DragonFly's most significant technical achievement is the HAMMER filesystem, a 64-bit filesystem featuring infinite snapshots, master-slave replication, checksumming, and fsck-less mounting. HAMMER was declared production-ready in 2009, and its successor HAMMER2 became stable in 2018. These innovations proved that Dillon's instincts about OS design, while unconventional, produced genuinely novel results.
Notably, despite the acrimonious split, DragonFly BSD and FreeBSD maintain a cooperative relationship, sharing bug fixes, driver updates, and improvements. It's one of the more civil post-fork relationships in the BSD world.

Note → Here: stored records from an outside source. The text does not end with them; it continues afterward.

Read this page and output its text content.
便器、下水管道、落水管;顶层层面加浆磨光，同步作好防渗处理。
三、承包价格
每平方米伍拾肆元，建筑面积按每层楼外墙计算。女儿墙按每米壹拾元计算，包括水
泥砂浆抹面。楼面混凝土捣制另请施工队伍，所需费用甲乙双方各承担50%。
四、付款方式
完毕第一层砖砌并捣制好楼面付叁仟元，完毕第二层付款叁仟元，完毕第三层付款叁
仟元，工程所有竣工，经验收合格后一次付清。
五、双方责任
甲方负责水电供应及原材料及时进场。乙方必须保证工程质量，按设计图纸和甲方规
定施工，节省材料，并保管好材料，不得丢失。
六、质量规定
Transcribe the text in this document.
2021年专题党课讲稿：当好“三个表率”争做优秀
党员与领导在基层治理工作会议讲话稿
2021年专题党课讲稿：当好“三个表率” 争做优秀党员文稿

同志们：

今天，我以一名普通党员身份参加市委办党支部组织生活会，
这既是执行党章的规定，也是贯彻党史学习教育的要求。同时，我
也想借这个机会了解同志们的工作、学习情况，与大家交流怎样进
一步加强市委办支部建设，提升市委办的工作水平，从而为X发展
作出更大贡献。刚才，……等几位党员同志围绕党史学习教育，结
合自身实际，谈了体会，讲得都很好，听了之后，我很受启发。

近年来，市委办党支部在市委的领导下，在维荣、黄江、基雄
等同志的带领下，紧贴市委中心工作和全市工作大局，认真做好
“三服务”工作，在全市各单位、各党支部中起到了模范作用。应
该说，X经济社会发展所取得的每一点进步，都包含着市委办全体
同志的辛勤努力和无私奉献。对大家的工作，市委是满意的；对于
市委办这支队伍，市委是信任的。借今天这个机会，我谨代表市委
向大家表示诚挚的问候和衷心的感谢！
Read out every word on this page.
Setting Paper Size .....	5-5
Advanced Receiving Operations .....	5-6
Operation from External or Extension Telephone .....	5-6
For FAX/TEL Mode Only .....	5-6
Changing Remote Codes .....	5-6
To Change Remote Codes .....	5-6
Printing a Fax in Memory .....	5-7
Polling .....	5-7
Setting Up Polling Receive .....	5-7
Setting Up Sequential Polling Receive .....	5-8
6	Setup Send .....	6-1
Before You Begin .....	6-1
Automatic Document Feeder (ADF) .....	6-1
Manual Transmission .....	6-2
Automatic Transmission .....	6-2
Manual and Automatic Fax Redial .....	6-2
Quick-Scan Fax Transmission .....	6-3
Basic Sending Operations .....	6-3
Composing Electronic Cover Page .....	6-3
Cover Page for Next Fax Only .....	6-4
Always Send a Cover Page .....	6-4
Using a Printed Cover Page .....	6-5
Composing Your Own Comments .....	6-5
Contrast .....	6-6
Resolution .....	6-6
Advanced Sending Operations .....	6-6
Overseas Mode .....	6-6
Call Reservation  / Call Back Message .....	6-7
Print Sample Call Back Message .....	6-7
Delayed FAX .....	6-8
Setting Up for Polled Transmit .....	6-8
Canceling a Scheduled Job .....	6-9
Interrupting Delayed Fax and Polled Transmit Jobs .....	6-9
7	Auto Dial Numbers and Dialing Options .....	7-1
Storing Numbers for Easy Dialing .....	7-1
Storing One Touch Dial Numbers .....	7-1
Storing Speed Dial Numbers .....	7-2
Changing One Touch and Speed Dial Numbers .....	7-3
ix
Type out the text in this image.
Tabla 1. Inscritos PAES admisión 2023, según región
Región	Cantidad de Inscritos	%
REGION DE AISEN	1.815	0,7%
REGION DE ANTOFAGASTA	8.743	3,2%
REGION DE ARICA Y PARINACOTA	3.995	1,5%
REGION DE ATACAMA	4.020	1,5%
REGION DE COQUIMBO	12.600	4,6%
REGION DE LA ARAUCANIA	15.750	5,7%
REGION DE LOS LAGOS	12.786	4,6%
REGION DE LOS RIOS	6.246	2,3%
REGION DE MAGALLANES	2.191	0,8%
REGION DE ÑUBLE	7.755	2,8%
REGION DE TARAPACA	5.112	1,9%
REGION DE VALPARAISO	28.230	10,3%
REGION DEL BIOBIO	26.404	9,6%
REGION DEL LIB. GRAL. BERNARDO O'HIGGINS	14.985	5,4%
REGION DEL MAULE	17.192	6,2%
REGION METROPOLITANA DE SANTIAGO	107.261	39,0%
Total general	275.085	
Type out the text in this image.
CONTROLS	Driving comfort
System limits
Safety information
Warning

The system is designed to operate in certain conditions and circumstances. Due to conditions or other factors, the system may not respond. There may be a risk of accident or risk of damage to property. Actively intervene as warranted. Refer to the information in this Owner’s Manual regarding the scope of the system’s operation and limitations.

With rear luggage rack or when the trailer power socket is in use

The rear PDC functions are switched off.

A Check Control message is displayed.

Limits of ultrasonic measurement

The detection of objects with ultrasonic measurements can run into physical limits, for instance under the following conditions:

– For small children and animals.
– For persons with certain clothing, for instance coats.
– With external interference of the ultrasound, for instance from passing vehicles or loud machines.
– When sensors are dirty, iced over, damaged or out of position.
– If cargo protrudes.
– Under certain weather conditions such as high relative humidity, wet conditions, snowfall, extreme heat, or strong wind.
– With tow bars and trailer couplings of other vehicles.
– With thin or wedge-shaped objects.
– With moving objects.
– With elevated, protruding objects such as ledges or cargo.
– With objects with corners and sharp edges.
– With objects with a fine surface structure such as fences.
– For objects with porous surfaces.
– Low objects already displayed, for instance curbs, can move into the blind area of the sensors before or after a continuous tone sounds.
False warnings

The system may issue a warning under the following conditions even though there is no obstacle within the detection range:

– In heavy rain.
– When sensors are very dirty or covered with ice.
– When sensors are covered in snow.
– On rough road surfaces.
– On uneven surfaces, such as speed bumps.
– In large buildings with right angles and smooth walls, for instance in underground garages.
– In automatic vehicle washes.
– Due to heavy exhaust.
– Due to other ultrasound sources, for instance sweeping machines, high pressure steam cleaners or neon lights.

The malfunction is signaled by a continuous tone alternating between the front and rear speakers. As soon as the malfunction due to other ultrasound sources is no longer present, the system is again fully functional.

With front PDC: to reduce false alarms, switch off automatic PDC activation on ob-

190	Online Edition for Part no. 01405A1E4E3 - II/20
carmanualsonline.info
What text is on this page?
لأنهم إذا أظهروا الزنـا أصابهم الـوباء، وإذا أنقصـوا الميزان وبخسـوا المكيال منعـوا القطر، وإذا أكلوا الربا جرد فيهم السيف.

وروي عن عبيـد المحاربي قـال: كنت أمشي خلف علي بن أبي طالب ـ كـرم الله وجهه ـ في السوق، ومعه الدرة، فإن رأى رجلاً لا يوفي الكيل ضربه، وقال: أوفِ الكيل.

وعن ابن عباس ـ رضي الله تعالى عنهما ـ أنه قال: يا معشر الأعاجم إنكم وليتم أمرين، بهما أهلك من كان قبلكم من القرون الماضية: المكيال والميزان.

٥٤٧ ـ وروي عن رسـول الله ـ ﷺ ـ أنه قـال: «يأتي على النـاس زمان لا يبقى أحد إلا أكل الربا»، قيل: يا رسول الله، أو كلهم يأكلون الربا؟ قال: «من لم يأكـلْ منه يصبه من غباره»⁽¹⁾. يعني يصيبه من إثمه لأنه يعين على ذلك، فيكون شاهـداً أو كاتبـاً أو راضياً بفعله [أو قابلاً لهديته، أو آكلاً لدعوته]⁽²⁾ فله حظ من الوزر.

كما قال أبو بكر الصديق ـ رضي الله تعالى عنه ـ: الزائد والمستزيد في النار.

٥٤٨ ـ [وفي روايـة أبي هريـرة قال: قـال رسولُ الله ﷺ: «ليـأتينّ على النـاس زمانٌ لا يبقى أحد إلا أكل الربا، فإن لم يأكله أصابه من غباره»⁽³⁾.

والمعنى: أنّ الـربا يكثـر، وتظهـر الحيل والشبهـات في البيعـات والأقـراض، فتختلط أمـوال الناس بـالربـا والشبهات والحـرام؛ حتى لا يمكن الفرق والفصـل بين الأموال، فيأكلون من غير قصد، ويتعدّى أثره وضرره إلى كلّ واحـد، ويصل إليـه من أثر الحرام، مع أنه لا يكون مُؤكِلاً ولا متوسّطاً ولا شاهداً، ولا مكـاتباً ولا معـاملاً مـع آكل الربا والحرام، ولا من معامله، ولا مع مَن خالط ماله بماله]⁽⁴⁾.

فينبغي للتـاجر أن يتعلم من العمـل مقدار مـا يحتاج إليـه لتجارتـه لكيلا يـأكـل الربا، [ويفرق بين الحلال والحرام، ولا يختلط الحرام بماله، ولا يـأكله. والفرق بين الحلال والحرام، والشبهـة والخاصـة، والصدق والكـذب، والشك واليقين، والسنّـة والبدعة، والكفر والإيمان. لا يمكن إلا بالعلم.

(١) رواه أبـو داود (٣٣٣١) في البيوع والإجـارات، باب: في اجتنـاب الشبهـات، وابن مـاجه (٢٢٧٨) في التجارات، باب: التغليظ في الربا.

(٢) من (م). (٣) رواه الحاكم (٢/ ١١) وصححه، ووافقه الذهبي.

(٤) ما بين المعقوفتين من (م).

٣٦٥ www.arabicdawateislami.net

Matt Dillon begins contributing to FreeBSD
Dillon forks FreeBSD 4.8 to start DragonFly BSD
DragonFly BSD announced on FreeBSD mailing lists
DragonFly BSD 1.0 released
HAMMER filesystem declared production-ready with DragonFly 2.2
HAMMER2 filesystem declared stable with DragonFly 5.2
DragonFly BSD remains a niche operating system, but its technical contributions have been significant. The HAMMER filesystem influenced thinking about filesystem design, and Dillon's message-passing approach to SMP provided a useful counterpoint to the dominant fine-grained locking paradigm. Some of FreeBSD 5.x's SMP issues validated Dillon's concerns, even if the project eventually worked through them.
The fork also demonstrated that BSDs can coexist and collaborate even after splitting. The BSD ecosystem's culture of sharing code across projects meant that DragonFly's innovations could benefit the broader community.